Most experienced anglers rely heavily on the standard Carolina rig, which comprises a 1/2- to 1-ounce sliding sinker, a swivel, an 18- to 24-inch leader of 12- to 20-pound mono, and a twist-tail worm or lizard with a rattle insert impaled on a light-wire offset or wide-gap worm hook. Fished properly-basically dragged across bottom structure-this versatile setup will catch postspawn bass under most circumstances, in both deep and shallow water.
Ingram has four tips for modifying this popular presentation, however, when the original recipe doesn’t appeal to early-summer bass.
(1) Downsize it. “When your 6- to 8-inch lizard or worm fails to garner any attention, try a smaller, less active lure, such as a small tube bait or french-fry worm. Also, switch to a leader of 8- or even 6-pound-test. This will usually result in more bites, especially in clear water.”
(2) Lengthen the leader. “By early summer, aquatic weeds may be growing several feet off the bottom, necessitating a longer-than-normal leader. When I first pull up on a point or hump, I use a diving crankbait to snag some grass so I can determine its length. Then I make my leader 6 inches to a foot longer than the vegetation, so my lure floats above the grassline.
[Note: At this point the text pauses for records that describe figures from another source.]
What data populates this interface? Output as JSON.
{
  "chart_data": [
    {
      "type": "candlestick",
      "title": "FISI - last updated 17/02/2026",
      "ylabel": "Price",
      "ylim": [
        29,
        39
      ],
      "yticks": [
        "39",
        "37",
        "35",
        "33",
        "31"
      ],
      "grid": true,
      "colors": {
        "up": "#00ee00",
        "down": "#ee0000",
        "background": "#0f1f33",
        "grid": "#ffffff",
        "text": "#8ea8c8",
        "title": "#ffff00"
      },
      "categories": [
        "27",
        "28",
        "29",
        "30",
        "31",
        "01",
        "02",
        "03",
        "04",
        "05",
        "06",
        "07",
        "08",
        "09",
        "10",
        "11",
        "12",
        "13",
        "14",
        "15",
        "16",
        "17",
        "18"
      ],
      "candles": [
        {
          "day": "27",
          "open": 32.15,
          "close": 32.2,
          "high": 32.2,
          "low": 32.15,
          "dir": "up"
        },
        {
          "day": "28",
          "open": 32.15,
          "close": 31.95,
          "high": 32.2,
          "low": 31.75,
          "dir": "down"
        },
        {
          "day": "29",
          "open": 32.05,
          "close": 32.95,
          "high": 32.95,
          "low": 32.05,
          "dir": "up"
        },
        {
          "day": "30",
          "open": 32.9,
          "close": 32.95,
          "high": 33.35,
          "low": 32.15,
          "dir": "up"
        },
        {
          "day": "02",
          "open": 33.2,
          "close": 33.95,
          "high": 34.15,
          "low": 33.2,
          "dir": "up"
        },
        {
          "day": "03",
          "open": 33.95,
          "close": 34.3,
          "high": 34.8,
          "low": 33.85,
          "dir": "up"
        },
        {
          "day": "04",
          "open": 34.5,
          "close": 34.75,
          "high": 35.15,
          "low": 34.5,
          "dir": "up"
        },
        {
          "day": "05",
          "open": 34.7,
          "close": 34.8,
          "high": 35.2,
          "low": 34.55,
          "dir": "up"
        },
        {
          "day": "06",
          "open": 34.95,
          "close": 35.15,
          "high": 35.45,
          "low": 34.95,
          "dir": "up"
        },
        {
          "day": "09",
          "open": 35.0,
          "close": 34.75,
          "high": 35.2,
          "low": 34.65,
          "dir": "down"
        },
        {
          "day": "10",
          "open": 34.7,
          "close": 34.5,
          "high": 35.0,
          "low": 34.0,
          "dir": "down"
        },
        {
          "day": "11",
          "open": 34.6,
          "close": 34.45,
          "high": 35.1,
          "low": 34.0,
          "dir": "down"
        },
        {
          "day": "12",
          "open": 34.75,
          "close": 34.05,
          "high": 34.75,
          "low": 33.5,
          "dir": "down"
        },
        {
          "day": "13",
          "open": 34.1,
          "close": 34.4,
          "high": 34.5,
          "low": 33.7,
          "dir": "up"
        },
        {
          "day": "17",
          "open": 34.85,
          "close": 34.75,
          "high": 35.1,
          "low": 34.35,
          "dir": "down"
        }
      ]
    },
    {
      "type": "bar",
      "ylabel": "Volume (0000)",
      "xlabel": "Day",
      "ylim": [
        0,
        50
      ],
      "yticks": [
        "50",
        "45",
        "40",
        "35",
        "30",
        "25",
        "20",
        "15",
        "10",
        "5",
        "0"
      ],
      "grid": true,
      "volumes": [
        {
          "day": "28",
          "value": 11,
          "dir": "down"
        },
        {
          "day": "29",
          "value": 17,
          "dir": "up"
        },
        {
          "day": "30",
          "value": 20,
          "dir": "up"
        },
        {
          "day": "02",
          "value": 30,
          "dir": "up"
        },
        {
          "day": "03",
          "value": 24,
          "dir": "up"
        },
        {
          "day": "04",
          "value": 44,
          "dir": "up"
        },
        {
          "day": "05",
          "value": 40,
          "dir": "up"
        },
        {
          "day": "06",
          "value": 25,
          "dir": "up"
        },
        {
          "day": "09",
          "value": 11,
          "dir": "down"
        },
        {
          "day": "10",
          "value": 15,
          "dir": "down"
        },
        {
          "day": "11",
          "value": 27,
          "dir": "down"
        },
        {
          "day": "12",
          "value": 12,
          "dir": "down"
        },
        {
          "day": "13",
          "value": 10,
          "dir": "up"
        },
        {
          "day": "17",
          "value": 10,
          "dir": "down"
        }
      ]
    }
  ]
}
I also switch to braided line for the leader and use a smaller hook to make the presentation more buoyant. I’ve caught bass from weedy lakes on a Carolina rig with an 8-foot leader.”
(3) Blend in. “In spring, when the water is apt to be murky due to runoff, most anglers choose chartreuse or hot-orange lures for their Carolina rigs. But bright-colored baits can turn cold in early summer. Most lakes are at their clearest now, so it usually pays to switch to natural colors like pearl or translucent green.”
(4) Lose the rattle. “In my opinion, bass fishermen have overdone the rattle thing. I’m convinced that bass in highly pressured waters can become conditioned not to bite a rattling bait. When bass seem finicky, try leaving the rattle insert out of your worm or lizard.”
Most important, Ingram says, be willing to experiment. Keep modifying the basic presentation-until the fish start biting.